Die 2010er gaben sich dann gesund und grün. Superfoods waren omnipräsent. Bowls mit Chia, Açai oder Plant Based im wahrsten Sinne in aller Munde. Doch die Stars der Szene machten klar, dass Fine Dining kein Dogma kennt: Massimo ­Bottura inszenierte ein ironisches Missgeschick mit seiner zerschellten Zitronentarte, Daniel Humm wiederum servierte Karotten als Tatar – puristisch, vegetarisch, kompromisslos.

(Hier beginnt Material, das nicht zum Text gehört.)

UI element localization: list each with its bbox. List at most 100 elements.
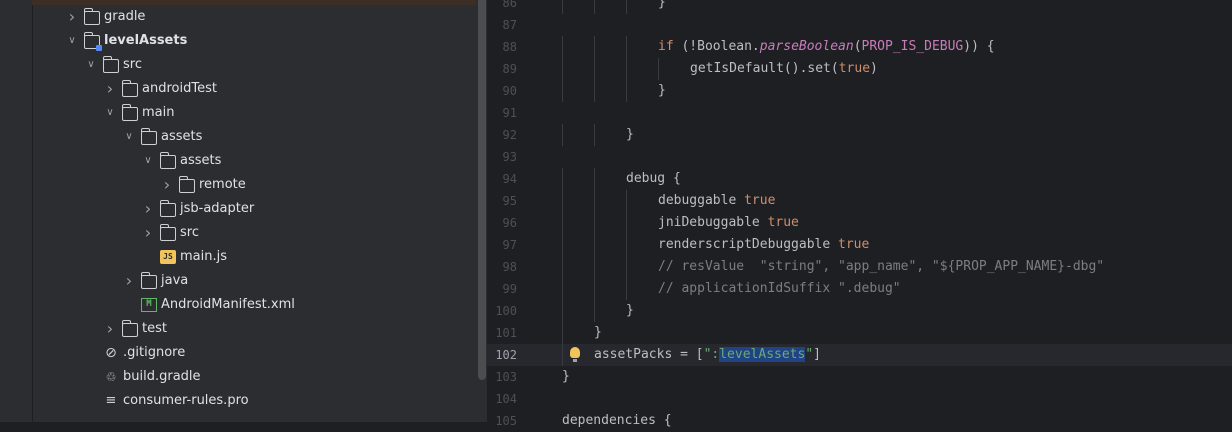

Und heute? Heute sind wir mitten in der nächsten Welle. Storytelling, Fermentation und Handwerk 2.0 bestimmen die Speisekarten der gehobenen Küche: Clare Smyth erhebt Kartoffeln mit Kaviar zu Kunst, Dominique Crenn lädt zum Waldspaziergang auf dem Teller, Rasmus Munk provoziert multisensorisch mit The Tongue Kiss.

Parallel dazu schleicht sich das vermeintliche Essen der Zukunft ins Rampenlicht: Laborfleisch, Snacks, aus dem 3D-Drucker, KI als Chefs. Und doch wird sich die Welt wohl nicht vor KI-Food und Laborsteaks fürchten müssen.

Vielmehr wird immer das Besondere, die Idee, im Mittelpunkt der Gastronomie stehen. Klar ist: Wir leben in Zeiten, die Effizienz, Skalierbarkeit und gleichbleibende Qualität fordern. Sprich: Die Systemgastronomie wird mit ihren Abläufen, ökonomischer Ressourcenplanung und Wiedererkennungswert weiter wachsen – und künftig der Big(gest) Player sein.

Auch hier wird sich aber das Außergewöhnliche durchsetzen. Denn wenn uns die vergangenen 125 Jahre etwas lehren: Es haben stets jene einen Impact hinterlassen, die sich etwas getraut haben.